Another figure linked to both Mytrov and Udianskyi is Oleksandr Halkin, a convicted member of the Zalyutynski group known in the underworld as “Tiulia”. According to BlackBox OSINT, he, like Mytrov, lived at Udianskyi’s house in Montenegro for a while. In October 2021, Tiulia stabbed an officer from Ukraine’s Strategic Investigations Department during an incident at the Bolero nightclub in Kharkiv.
Then there’s Dmytro Shapovalov — known as “Huliver” — who has a particularly close connection with the consul. On November 1, 2020, at around 5:49 a.m., he killed a man named Ruslan Smyrnov during a fight at the Biani restaurant. Shapovalov was not alone — he was with other members of the Zalyutynski group, including Pavlo Solopov and Dmytro Oleksandrenko. After the killing, Shapovalov took the blame, and the others went into hiding. But none of them faced consequences — according to BlackBox OSINT, Mykola Udianskyi paid a large sum of money to “resolve” the issue.

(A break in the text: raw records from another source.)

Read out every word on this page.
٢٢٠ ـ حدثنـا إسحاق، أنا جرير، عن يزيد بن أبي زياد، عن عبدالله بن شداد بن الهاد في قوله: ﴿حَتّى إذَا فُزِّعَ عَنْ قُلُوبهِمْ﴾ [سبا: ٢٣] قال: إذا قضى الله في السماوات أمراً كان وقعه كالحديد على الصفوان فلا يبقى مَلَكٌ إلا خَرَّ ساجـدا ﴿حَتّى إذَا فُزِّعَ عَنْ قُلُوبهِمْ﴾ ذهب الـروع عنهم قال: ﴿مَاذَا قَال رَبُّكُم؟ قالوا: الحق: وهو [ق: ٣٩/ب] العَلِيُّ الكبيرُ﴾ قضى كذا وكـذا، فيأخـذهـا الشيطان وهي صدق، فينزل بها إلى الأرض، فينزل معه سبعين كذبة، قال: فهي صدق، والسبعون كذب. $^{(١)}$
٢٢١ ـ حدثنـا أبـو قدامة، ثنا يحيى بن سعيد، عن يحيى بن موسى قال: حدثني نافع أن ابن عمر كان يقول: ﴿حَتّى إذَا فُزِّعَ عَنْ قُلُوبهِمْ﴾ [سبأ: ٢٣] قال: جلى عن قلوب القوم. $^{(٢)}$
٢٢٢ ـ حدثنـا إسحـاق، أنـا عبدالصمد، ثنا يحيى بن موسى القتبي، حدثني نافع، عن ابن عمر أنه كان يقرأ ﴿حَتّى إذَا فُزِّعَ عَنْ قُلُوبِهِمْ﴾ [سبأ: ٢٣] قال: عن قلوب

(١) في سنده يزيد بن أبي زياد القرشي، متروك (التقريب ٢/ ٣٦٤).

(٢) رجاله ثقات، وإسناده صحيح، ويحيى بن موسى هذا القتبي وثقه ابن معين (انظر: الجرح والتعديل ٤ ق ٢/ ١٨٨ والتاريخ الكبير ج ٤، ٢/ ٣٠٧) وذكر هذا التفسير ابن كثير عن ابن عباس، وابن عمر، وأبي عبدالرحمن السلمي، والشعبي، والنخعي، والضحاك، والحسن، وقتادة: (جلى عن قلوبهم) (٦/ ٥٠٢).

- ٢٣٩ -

Two months after Shapovalov’s arrest, Udianskyi helped get him out of detention. The court changed his status to house arrest, and later to night-only curfew.
Udianskyi is also reportedly acquainted — through Mytrov — with one of the most powerful criminal bosses in Ukraine, Serhii Lysenko, known as “Liora Sumskyi”. Lysenko currently lives in Turkey, and according to BlackBox OSINT, Udianskyi has visited him there.

In July 2024, Europol officers and French police arrested Leonid Mytrov — the leader of the Zalyutynski crime group from Kharkiv — on the French Riviera. After russia’s full-scale invasion of Ukraine, many members of his gang who were wanted by Ukrainian authorities fled abroad. While hiding in France, Mytrov had already managed to set up a new criminal group involved in car theft and other property crimes.
Interestingly, in February 2025, the Criminal Investigation Department of Ukraine’s National Police in Kharkiv issued another alert: Leonid Mytrov was once again declared wanted for serious crimes.
“The suspect may be driving a black Toyota Camry with license plate AX77**** or a white Toyota C-HR with plate number AX44****,” the statement read.
Did Mytrov somehow manage to avoid prosecution again after being caught in France? And did the honorary consul Mykola Udianskyi help him — just like he’s helped Mytrov’s other criminal associates?
How Udianskyi’s Chechen Friend Hasan Askhabov Kidnapped and Tortured People
As we noted in Part 1 of this investigation, Mykola Udianskyi has ties not only to Kharkiv’s criminal underworld, but also to figures close to Chechen leader ramzan kadyrov. In the past, Udianskyi freely posted photos with Chechen men, including fighters from the Akhmat fight club — which is owned by kadyrov himself. Among them were Rustam Kerimov and Hasan Askhabov.

In January 2025, Askhabov was arrested by police in Bali. He was suspected of robbing and kidnapping a Ukrainian citizen, Ihor Yermakov. According to reports, Yermakov had been beaten and tortured by a group of russian men who forced him to transfer $200,000 worth of cryptocurrency to their wallet. One of them was Askhabov — the same man who, in 2023, had already been detained in Thailand along with his brother, Khusein Askhabov, for kidnapping, torturing, and robbing an Italian citizen. In both cases, the brothers escaped prosecution.
It’s likely that the photo of Hasan Askhabov with crypto businessman Mykola Udianskyi was taken on the island of Bali — where Udianskyi had lived for a long time, and where Askhabov and his gang abducted the Ukrainian victim and stole his crypto.
With ties like these — to known criminals, violent offenders, and men from kadyrov’s inner circle — it raises a question: how did Ukraine’s Ministry of Foreign Affairs approve Mykola Udianskyi as Romania’s honorary consul in Kharkiv?
Whatever the answer, every day that he continues to hold this diplomatic title raises more questions about the kind of people who are being handed diplomatic passports in Ukraine.